In the 2011-2012 school year, the district had students in five schools.
- Regular instructional
- Anahuac High School (Grades 9-12)
- Anahuac Middle School (Grades 6-8)
- Anahuac Elementary School (Grades 3-5)
- Anahuac Primary School (PreK-2)
- Alternative instructional
- Adaptive Behavior Unit (Grades 1-12)
- Hardin/Chambers Center (DAEP Grades 6-12)

==Special programs==

===Athletics===
Anahuac High School participates in the boys sports of baseball, basketball, football, powerlifting, track and soccer. The school participates in the girls sports of basketball, softball, and volleyball. For the 2012 through 2014 school years, Anahuac High School will play football in UIL Class 2A Division I.

===Band===
Anahuac ISD's band program participates in all UIL events at the MS and HS level. Both programs also compete in TMEA (Texas Music Educators Association) and ATSSB (Association of Texas Small School Bands) sponsored events.

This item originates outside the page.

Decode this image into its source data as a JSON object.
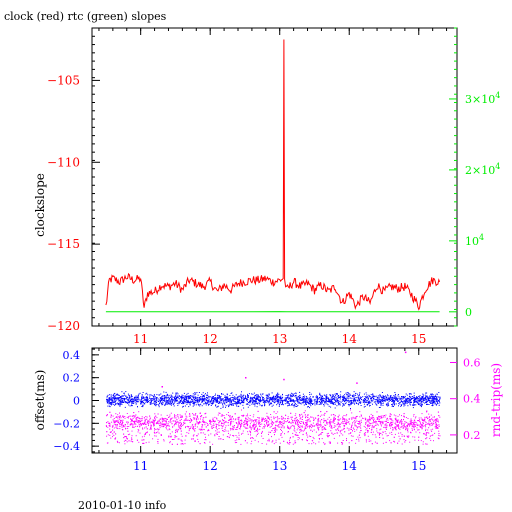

In 2022 the high school band finished at the area level of the Outstanding Performance Series and is a constant Area finalist at the UIL Marching Festival.

For the past two years the Middle School band has been a constant finalist at the state level of the Outstanding Performance Series, most recently placing 1st in 2022. Also, the middle school band was just named the TMEA 1C Honor Band for the state of Texas, placing them as the top band in their classification.